Pasaron tres días desde que Hank saliera de su laboratorio y aun no podía comprender como paso por alto algo tan importante como que Janet se marchaba. ¡Bien! Era lógico, después de todo se trataba de una buena razón, los estudios. Sin embargo algo dentro de él no quería que sucediera.
— No tienes que acompañarme al aeropuerto si no quieres.
— Lo hare.
Respondió con simpleza. Otra cosa que sucedía era que Janet se veía indiferente hacia él, como si no quisiera verlo. Lo comprendía porque le había ignorado desde… "ese día"; pero se disculpó contadas veces desde hace tres días y ella seguía igual.
—Te ves hermosa…
Susurro un poco apenado desviando nuevamente la mirada. Ella se estremeció pero aparento indiferencia ante el hombre que amaba.
—Gracias.
Y nuevamente ese gesto tan seco de parte de ella, Janet no solía ser de esa forma y Hank comenzaba a cansarse de esto, TENÍA muchas cosas que hacer. Pero nuevamente la observo. Su cuerpo lucia más desarrollado en las curvas, y sus azules ojos brillaban más de lo común, también su cabello se veía aún más sedoso que en otras ocasiones y su piel más suave.

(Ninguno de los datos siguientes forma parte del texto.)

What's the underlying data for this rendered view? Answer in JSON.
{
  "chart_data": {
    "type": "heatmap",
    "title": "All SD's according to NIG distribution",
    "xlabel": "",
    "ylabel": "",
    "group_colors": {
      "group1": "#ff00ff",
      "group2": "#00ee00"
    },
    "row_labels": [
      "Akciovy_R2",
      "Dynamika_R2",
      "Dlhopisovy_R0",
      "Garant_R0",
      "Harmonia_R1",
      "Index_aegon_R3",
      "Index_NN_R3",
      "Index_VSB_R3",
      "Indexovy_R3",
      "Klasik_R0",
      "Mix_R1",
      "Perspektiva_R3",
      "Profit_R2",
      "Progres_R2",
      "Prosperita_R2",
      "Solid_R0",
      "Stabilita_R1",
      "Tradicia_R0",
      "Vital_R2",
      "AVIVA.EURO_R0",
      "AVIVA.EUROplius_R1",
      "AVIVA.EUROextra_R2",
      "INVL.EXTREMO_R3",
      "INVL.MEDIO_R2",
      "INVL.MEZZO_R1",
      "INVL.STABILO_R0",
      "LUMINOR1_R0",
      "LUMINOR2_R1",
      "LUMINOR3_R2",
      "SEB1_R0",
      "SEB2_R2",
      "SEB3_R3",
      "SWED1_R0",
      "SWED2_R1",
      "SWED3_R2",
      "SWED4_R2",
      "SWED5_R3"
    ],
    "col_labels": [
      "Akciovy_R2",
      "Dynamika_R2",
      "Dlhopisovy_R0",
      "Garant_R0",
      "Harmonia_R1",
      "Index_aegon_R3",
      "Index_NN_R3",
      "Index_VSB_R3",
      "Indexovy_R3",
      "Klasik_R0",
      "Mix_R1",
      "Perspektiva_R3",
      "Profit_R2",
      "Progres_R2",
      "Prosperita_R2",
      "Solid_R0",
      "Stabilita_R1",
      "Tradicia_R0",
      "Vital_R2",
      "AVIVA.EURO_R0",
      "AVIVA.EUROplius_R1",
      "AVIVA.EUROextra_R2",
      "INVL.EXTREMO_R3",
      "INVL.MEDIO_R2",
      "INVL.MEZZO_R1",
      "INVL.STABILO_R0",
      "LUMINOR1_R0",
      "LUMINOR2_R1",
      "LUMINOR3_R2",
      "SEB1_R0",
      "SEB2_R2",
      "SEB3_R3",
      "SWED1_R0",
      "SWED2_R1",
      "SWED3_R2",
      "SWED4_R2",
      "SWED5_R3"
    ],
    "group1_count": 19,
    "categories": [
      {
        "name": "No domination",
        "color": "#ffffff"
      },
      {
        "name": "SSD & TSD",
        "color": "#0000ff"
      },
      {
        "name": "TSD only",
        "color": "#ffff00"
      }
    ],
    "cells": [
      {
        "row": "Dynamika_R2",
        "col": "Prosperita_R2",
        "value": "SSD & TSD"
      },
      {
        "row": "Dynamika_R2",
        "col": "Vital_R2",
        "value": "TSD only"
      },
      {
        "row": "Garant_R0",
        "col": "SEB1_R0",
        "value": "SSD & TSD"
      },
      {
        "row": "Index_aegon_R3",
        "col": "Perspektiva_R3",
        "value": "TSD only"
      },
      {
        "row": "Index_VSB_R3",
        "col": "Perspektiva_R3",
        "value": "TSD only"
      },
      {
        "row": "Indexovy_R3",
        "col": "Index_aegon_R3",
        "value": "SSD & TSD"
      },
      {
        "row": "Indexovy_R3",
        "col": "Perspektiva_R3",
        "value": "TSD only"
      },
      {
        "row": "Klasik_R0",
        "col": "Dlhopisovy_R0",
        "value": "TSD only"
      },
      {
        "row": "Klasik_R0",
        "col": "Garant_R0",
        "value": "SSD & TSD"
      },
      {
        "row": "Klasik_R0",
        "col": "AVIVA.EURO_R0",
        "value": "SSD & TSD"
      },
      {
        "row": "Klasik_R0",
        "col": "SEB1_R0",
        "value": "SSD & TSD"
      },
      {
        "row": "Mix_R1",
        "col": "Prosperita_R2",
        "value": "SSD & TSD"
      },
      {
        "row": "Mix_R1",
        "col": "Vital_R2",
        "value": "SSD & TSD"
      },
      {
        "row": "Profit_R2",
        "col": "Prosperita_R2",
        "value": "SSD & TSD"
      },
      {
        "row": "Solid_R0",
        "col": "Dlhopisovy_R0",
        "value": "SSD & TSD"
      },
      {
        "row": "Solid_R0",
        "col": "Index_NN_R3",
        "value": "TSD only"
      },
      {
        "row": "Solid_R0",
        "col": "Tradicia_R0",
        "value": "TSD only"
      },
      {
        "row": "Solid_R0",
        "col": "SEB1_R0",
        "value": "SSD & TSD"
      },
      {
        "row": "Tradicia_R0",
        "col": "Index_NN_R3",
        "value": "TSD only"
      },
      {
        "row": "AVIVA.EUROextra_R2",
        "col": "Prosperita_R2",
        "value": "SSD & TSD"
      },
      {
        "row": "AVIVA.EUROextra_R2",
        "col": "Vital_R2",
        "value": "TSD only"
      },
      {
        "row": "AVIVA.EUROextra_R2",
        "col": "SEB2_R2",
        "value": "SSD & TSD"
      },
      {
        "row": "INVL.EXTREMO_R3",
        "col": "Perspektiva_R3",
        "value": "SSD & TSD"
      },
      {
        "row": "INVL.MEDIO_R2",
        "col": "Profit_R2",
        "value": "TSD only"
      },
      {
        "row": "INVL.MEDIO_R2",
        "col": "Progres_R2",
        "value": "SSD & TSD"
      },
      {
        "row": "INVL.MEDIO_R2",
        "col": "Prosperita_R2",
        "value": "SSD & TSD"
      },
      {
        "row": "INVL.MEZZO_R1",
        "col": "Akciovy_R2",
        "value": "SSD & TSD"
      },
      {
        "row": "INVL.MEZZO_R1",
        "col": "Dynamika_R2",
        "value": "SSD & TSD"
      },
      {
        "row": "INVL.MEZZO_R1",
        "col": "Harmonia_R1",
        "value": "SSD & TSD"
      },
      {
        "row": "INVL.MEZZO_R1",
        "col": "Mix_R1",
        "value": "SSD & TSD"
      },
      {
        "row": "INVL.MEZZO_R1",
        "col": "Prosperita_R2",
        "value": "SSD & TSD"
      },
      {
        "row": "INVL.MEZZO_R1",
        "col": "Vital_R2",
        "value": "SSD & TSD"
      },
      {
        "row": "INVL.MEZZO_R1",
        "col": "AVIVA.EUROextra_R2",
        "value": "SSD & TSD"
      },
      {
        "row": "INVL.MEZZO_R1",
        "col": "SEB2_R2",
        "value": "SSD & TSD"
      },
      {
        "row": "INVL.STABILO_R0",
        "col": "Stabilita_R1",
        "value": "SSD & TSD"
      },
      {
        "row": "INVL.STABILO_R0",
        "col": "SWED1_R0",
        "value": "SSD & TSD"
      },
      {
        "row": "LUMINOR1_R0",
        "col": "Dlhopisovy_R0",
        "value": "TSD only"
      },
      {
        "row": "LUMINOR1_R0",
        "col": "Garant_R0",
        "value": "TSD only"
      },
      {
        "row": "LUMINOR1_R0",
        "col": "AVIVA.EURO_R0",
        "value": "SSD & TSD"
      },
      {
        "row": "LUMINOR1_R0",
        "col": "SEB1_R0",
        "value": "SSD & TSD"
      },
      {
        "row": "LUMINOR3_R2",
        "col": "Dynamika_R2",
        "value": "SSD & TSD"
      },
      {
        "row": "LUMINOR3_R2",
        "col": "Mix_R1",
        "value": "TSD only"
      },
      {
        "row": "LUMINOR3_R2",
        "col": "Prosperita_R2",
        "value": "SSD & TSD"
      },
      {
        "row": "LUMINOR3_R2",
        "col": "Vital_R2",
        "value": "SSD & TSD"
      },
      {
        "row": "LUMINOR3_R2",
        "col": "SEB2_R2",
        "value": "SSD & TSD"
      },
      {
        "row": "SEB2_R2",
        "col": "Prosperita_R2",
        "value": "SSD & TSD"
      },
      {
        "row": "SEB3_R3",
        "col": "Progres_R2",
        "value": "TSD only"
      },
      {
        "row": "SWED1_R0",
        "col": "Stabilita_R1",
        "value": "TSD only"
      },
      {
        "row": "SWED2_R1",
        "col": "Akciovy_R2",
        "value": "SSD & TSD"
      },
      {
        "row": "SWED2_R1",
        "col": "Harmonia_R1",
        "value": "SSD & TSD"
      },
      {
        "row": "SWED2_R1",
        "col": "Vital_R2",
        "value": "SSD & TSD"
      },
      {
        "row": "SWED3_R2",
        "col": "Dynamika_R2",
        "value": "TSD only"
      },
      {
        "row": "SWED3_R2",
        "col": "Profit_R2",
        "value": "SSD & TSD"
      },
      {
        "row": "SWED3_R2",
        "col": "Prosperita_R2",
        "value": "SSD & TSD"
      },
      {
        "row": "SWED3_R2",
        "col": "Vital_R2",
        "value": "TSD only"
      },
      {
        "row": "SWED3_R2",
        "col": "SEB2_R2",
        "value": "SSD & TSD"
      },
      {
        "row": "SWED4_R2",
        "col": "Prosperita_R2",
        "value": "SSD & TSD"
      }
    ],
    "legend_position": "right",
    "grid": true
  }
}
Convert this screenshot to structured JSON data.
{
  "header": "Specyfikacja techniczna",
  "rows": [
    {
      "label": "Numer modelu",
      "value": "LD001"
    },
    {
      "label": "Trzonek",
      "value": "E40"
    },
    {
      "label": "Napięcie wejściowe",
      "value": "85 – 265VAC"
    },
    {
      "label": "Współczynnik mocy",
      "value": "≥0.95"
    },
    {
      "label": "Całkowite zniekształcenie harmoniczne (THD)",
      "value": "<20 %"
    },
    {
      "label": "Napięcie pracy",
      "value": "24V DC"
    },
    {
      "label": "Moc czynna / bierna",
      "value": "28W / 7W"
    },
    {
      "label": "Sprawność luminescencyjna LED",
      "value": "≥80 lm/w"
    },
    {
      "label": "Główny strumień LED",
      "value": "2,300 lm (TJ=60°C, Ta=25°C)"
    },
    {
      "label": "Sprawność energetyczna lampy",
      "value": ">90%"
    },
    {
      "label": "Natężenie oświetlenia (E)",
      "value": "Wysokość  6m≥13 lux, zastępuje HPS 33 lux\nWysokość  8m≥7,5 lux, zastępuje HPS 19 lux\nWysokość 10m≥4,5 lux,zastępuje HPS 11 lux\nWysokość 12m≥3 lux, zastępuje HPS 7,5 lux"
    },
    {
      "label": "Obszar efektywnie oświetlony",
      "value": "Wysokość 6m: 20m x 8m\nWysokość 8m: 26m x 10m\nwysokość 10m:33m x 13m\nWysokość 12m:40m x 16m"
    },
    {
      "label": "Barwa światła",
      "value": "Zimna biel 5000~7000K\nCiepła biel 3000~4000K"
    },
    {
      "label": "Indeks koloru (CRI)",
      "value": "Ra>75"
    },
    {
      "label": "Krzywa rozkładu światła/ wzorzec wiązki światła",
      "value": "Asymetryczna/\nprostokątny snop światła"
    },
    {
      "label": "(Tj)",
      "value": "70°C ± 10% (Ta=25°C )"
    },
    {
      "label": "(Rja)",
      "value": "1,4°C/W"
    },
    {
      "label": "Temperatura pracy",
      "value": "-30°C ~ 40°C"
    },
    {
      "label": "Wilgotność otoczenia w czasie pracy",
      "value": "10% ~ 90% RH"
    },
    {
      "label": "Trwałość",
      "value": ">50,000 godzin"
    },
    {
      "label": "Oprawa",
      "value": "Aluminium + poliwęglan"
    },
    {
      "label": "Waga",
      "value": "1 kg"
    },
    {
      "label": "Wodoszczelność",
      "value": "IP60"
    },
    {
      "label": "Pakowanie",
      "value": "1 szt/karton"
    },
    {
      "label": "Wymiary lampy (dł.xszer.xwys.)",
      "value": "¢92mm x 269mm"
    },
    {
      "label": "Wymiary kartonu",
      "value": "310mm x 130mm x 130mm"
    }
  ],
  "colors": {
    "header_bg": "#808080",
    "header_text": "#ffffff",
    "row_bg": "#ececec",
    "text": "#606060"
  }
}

¿Cómo PODIA SER TAN IMBESIL Y DEJARLA IR SOLA A FRANCIA?
Se recrimino una voz interna. Él la ignoro. Confiaba en Janet y era una buena razón, además estaba seguro que ella estudiaría mucho y pronto regresaría.
— Estaba pensando… ¿Por qué no vienes conmigo?
Hank la observo esta vez. Ella tenía las mejillas rojas y sus ojos azules se quedaron prendados de los propios. Tenía un aura brillando y única a su alrededor, como si fuera alguien que no debía ser tocado por cualquiera. De verdad la amaba.
— Necesitas estudiar muy duro Janet, además pese a que podría irme con mi laboratorio; no sabemos si me necesitaran aquí. — ¿a quién quería engañar?— tampoco quiero distraerte de tus estudios.
—Entiendo.
La observo apagada un instante para después darle nuevamente la espalda.
— ¿A qué hora sale el vuelo?
— A las ocho… faltan tres horas.
— ¿Ya tienes todo listo?
— Sí
Su conversación era tan seca que parecían dos desconocidos y no dos novios que se alejaban por un tiempo.
Ella tembló ligeramente cuando sintió las manos del rubio sobre sus caderas y el aliento ajeno en su cuello.
— Creo que tenemos tiempo…— susurro el hombre a su oído.
La castaña sintió como sus piernas temblaban ante ello.